CITATIONS: BenDovGe2003 [catalogue: 239]; Borchs1966 [catalogue: 371]; Bouche1851 [taxonomy, description, host, distribution: 111]; Comsto1881a [taxonomy, description, host, distribution: 83]; Comsto1883 [taxonomy, description, host, distribution: 83]; Comsto1916a [taxonomy, description, host, distribution: 544]; Fernal1903b [taxonomy: 268]; Ferris1941e [taxonomy: 49]; Lindin1932f [taxonomy: 200]; Signor1869c [taxonomy, description, host, distribution: 137].

Coccus hordeolum

No valid record found for this species

NOMENCLATURE:

Aspidiotus hordeolum Walker, 1852: 1068. Notes: Current status: Coccus hordeolum Dalman, 1826 in the Coccidae.

Insect cryptus

No valid record found for this species

NOMENCLATURE:

Aspidiotus cryptus Signoret, 1869: 850. Removed from family by Fernald, 1903b: 330. Notes: Signoret (1870: 108) suggested that it was an Hymenopteron, and this was accepted by Fernald (1903b: 33).

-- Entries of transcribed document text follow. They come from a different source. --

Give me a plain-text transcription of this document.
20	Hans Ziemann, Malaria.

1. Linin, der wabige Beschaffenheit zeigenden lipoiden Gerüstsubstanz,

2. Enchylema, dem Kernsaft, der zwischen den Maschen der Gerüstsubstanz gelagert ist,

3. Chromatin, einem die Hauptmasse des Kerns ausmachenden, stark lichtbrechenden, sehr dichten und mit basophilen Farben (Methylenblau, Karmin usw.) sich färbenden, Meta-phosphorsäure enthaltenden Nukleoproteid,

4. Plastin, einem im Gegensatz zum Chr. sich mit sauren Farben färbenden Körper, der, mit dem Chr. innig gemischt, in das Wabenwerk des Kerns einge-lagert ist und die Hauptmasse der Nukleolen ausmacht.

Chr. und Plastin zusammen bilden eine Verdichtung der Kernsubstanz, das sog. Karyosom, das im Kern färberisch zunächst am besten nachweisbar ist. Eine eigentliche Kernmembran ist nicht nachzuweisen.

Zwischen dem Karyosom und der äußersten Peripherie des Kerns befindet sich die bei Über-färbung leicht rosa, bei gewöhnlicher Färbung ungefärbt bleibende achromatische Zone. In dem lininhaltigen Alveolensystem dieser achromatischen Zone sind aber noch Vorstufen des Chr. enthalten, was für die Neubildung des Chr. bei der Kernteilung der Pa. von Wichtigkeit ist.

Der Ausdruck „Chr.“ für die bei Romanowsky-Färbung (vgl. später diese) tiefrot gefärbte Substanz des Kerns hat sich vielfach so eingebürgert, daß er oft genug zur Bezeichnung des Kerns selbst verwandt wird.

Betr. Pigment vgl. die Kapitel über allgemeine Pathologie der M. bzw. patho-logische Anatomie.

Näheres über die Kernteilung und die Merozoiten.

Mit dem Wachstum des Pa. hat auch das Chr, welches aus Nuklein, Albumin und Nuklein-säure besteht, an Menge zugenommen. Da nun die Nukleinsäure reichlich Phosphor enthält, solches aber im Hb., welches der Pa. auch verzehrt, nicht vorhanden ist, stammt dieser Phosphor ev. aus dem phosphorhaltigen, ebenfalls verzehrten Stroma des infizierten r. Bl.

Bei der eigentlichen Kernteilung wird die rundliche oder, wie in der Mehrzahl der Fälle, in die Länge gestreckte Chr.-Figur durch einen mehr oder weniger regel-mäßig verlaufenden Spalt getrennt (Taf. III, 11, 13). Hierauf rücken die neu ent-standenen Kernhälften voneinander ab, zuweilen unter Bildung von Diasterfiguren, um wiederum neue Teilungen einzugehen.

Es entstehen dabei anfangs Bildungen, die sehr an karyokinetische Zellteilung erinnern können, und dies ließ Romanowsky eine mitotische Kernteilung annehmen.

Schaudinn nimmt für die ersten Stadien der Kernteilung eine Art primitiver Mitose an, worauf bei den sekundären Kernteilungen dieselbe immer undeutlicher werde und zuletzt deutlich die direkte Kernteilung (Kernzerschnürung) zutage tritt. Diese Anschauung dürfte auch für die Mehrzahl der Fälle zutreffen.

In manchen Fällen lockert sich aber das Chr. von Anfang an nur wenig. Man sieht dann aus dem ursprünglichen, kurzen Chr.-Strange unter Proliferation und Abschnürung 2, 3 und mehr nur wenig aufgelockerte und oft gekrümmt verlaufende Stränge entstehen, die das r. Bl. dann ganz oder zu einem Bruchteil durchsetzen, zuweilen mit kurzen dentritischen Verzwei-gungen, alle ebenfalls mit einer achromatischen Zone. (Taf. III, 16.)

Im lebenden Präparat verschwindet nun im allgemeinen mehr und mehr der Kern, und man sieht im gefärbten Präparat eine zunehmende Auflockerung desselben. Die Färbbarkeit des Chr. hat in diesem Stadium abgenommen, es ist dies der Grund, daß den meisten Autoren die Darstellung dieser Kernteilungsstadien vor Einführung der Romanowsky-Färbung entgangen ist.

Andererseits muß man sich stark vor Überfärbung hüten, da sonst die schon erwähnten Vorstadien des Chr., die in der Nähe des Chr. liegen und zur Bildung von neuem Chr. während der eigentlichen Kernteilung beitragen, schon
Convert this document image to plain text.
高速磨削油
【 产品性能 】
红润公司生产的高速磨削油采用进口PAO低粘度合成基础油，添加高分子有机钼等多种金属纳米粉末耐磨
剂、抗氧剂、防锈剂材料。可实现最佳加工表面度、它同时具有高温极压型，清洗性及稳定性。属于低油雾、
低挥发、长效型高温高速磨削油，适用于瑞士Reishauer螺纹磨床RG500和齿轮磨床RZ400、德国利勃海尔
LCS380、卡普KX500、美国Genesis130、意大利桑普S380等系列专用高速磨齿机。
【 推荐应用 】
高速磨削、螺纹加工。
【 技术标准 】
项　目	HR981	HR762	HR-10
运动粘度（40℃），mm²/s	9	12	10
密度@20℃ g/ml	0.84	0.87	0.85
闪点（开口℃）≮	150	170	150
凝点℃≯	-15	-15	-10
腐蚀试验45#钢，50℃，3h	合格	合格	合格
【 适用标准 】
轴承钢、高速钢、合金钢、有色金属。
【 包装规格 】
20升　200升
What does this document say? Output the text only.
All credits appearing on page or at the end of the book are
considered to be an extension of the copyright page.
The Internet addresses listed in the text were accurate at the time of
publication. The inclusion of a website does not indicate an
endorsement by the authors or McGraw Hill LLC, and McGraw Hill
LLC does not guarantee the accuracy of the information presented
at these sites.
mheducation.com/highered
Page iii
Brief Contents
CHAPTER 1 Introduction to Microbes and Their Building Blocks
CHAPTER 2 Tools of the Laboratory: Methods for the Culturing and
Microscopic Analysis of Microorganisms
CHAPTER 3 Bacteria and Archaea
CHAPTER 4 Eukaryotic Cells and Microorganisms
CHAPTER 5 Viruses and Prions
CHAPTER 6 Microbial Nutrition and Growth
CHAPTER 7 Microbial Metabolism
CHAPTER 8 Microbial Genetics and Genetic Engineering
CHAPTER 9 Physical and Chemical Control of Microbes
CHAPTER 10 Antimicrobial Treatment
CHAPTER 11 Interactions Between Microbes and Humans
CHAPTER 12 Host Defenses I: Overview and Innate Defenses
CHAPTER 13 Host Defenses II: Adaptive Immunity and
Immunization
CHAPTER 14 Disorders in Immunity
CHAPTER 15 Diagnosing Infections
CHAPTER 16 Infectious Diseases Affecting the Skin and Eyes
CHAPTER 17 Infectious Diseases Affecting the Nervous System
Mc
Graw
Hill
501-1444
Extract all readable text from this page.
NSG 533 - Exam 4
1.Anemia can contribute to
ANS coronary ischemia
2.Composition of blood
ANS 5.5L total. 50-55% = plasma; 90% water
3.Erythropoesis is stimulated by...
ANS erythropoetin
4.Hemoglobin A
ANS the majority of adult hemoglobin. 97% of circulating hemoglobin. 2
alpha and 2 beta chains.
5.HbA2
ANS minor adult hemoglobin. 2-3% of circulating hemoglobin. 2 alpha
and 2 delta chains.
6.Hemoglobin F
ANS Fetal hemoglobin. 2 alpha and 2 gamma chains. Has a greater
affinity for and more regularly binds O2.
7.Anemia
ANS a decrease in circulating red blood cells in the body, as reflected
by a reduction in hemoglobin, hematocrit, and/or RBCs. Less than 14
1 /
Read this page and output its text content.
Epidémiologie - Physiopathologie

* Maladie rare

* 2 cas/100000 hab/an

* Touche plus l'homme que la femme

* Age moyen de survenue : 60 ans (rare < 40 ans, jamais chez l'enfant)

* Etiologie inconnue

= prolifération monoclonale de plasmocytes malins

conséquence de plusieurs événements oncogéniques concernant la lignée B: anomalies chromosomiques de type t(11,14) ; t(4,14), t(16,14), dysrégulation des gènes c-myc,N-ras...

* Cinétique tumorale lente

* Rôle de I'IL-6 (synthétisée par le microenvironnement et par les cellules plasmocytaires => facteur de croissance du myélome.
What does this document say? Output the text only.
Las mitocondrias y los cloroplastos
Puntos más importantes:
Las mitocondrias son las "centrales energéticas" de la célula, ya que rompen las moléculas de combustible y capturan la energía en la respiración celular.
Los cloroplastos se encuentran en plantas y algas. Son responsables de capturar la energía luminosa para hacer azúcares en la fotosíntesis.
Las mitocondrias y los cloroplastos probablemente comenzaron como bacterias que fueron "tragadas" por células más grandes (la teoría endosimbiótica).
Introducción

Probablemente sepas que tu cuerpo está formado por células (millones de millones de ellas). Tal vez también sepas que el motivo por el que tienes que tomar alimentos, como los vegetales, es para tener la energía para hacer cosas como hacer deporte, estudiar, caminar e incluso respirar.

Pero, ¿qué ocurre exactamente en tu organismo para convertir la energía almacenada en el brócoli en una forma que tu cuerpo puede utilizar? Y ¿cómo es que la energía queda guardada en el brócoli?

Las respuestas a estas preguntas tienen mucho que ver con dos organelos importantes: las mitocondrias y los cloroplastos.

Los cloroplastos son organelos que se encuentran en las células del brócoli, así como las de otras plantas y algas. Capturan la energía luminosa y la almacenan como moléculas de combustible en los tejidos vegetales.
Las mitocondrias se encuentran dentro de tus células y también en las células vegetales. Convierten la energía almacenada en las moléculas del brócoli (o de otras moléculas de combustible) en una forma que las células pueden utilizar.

Current status: Insect cryptus, Current status: Insect cryptus, not a scale insect (Coccoidea), more likely the eggs of an insect or a mite.

Luzulaspis luzulae

No valid record found for this species

NOMENCLATURE:

Aspidiotus luzulae Dufour, 1864: 208. Notes: Current status: Luzulaspis luzulae (Dufour, 1864) in the Coccidae.

Phenacoccus asteri

No valid record found for this species

NOMENCLATURE:

Phenacaspis asteri Tao, 1999: 108. Notes: Tao (1999) accidentally listed asteri Takahashi as being in the diaspidid genus Phenacaspis instead of the pseudococcid genus Phenacoccus where it belongs.

Phyllostroma myrtilli

No valid record found for this species

NOMENCLATURE:

Lecanium Myrtilli Kaltenbach, 1874: 420. Notes: Although considered by Fernald (1903b) to be a junior synonym of Chionaspis salicis, Lecanium myrtilli is now placed in the Coccidae as Phyllostroma myrtilli.